Теперь он стоял у двери, глядя на залитое лунным светом небо. Затем он снова повернулся к Сюань Миню и добавил: — Конечно, есть и хорошие вещи. Ты никогда больше не потеряешь память. Ты запомнишь все, что должен помнить. На самом деле, они станут все яснее и яснее. пройдут годы, как будто твоя жизнь закончилась только вчера. Плохая сторона… как бы хорошо ты ни помнил вещи, ты невидим для всех. Даже драконов. Так ты сожалеешь об этом?
Долгое время Сюань Минь молчал, как будто все еще не желая вступать в бой с Тхондэном. Теперь это напомнило Тхондэну его первоначального ученика много веков назад.

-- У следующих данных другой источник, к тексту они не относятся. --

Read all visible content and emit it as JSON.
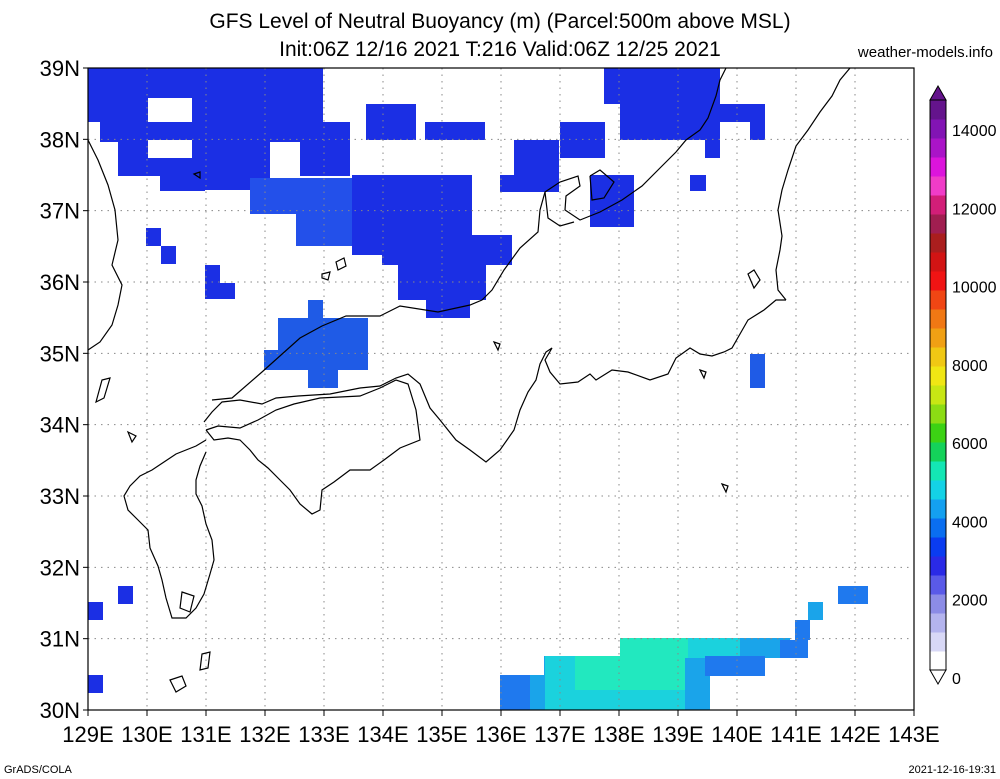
{
  "title_line1": "GFS Level of Neutral Buoyancy (m) (Parcel:500m above MSL)",
  "title_line2": "Init:06Z 12/16 2021 T:216 Valid:06Z 12/25 2021",
  "site": "weather-models.info",
  "footer_left": "GrADS/COLA",
  "footer_right": "2021-12-16-19:31",
  "map": {
    "lon_range": [
      129,
      143
    ],
    "lat_range": [
      30,
      39
    ],
    "lon_labels": [
      "129E",
      "130E",
      "131E",
      "132E",
      "133E",
      "134E",
      "135E",
      "136E",
      "137E",
      "138E",
      "139E",
      "140E",
      "141E",
      "142E",
      "143E"
    ],
    "lat_labels": [
      "30N",
      "31N",
      "32N",
      "33N",
      "34N",
      "35N",
      "36N",
      "37N",
      "38N",
      "39N"
    ],
    "gridlines": "dotted",
    "land_outline": "coastline (Japan, Korea, Sea of Japan)"
  },
  "colorbar": {
    "labels": [
      "0",
      "2000",
      "4000",
      "6000",
      "8000",
      "10000",
      "12000",
      "14000"
    ],
    "colors": [
      "#ffffff",
      "#d8d8f6",
      "#b4b4ee",
      "#8c8ce6",
      "#5a5ae8",
      "#2a2ae6",
      "#0a3cf0",
      "#0a6ef0",
      "#14a0f0",
      "#14d2e6",
      "#14e6b4",
      "#14d25a",
      "#3cd214",
      "#8cdc14",
      "#c8e614",
      "#f0e614",
      "#f0c814",
      "#f0a014",
      "#f07814",
      "#f04614",
      "#f01414",
      "#d21414",
      "#aa1e1e",
      "#a01e50",
      "#d21e78",
      "#f03cc8",
      "#dc14dc",
      "#aa14c8",
      "#8214b4",
      "#64148c"
    ]
  },
  "legend_colors": {
    "lnb_1000_2000": "#1b2fe4",
    "lnb_1500_2500": "#2350ea",
    "lnb_2000_3000": "#1f79ee",
    "lnb_2500_3500": "#1aa4ea",
    "lnb_3000_4000": "#1bd2dd",
    "lnb_3500_4500": "#22e8bf"
  }
}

Наконец, Сюань Минь спокойно ответил: — Тебя тоже укусил Паук Умин. Ты сожалеешь об этом?
Тхондэн хмыкнул, но ничего не сказал.
Сожаления?
Удачи и несчастья судьбы — дело немалое. Он все это отдал, и, конечно же, это было немаловажное решение. Он никогда не пожалел бы об этом, даже если бы мир перевернулся.